Usanze italiane – Venendo ai giorni d’oggi, il nostro stivale conta molte usanze tipiche che variano da regione a regione ma fra esse, certamente non può mancare, quella di arricchire la tavola con un bel piatto di lenticchie, associate tradizionalmente alla prosperità economica. Il legume più antico del mondo – sembra venisse coltivato già molti secoli fa in Asia – è estremamente apprezzato non solo per il suo gusto ma anche per le notevoli proprietà. Ricche di proteine, vitamine, fosforo e potassio, sono un alimento fortemente consigliato anche nelle diete vegetariane.
In Abruzzo, è di buon auspicio che le donne diano inizio a quante più faccende possibile per l’ultimo giorno dell’anno; a Bergamo non vanno prestati oggetti; in Calabria non devono esser chiesti soldi in prestito mentre contrariamente in Campania mai negarli, poiché il denaro prestato tornerà indietro più abbondante; in Emilia Romagna iniziare l’ultimo giorno di dicembre un lavoro darà certamente i suoi proficui frutti; in Friuli si realizzano dei falò per ottenere, attraverso un purificatorio rito pagano di origine celtica, virilità e fecondità.

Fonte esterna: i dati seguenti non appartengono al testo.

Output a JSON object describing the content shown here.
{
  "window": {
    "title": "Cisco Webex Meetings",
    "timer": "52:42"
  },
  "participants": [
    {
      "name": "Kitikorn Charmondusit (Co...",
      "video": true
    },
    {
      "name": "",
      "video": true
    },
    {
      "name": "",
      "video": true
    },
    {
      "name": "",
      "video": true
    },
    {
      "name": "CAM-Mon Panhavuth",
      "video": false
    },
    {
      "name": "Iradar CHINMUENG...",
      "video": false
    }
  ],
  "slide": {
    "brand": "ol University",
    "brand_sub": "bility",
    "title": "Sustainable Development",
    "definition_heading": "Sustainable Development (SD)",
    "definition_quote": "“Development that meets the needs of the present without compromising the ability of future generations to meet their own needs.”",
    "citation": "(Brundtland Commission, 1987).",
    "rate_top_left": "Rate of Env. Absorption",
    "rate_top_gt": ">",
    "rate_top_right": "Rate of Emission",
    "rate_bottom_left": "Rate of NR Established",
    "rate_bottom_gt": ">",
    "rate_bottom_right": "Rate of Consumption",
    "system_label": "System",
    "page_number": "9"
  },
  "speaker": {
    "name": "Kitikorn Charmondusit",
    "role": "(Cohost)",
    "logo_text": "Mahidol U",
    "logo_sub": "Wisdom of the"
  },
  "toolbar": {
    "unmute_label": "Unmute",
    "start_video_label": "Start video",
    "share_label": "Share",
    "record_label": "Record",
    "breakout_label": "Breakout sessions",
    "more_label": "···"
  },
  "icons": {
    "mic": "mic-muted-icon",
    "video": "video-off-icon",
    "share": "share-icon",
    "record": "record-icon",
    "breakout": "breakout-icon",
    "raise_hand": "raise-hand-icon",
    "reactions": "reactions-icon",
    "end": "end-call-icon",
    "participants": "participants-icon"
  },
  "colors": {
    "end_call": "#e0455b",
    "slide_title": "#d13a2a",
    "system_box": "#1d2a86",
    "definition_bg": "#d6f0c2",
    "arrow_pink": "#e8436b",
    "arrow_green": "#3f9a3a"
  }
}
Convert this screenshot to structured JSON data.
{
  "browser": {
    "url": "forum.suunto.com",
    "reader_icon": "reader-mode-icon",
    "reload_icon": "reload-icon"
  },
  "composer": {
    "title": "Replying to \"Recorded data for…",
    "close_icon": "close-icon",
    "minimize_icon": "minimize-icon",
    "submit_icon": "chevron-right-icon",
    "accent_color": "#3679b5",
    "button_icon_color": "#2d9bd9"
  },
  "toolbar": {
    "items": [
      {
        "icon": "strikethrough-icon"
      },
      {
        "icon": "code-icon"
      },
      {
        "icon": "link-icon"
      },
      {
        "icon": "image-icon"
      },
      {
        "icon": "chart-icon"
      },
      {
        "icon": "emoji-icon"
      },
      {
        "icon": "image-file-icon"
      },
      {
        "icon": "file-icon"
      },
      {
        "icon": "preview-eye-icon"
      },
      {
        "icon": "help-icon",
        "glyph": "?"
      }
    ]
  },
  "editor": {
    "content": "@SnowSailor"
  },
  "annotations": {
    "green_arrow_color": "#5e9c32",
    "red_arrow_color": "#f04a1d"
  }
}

Nel Lazio lanciare dalla finestra tre vasi di coccio pieni dell’acqua, usata per lavare pavimenti, oggetti e indumenti, servirà a purificare la casa da tutte la tristezza dell’anno passato. Inoltre, sempre nella stessa regione, le nubili infilavano in tre aghi fili di colore diverso per augurarsi un amore felice – bianco – scongiurare l’infelicità – nero – o evitare di restare prive di marito – rosso – In modo ritualistico ed affidandosi alla dea bendata, si pescava l’ago sperando in quello fortunoso. In Liguria non è di buon auspicio litigare il 31 dicembre; nelle Marche è preferibile attendere il nuovo anno prima di pagare qualcosa; in Puglia per sapere se un matrimonio sarà realizzato entro l’anno, se due chicchi di grano messi in un bicchiere d’acqua restano uniti, saranno un buon presagio.
In Sud Italia disfarsi degli oggetti inutili lanciandoli dalla finestra aiuta ad allontanare tristezza e negatività; in Sardegna, la tradizione contadina vuole realizzare una sorta di predizione metereologica attraverso l’apposizione di dodici chicchi di grano -uno per ogni mese dell’anno- su un mattone rovente. La buona o brutta stagione sarà predetta in base a quelli che rispettivamente, bruciano e quelli che cadono dal mattone. In altre regioni, il primo dell’anno deve trascorrere in assoluto riposo, altrimenti ci si affannerà per tutto l’anno; fra i vari rituali scaramantici, tra cui quello di indossare un indumento intimo rosso e baciarsi sotto al vischio, abbastanza comune è poi quello essere attenti alla prima persona che si incontra per strada il primo dell’anno: è di buon augurio incontrare un anziano o un gobbo.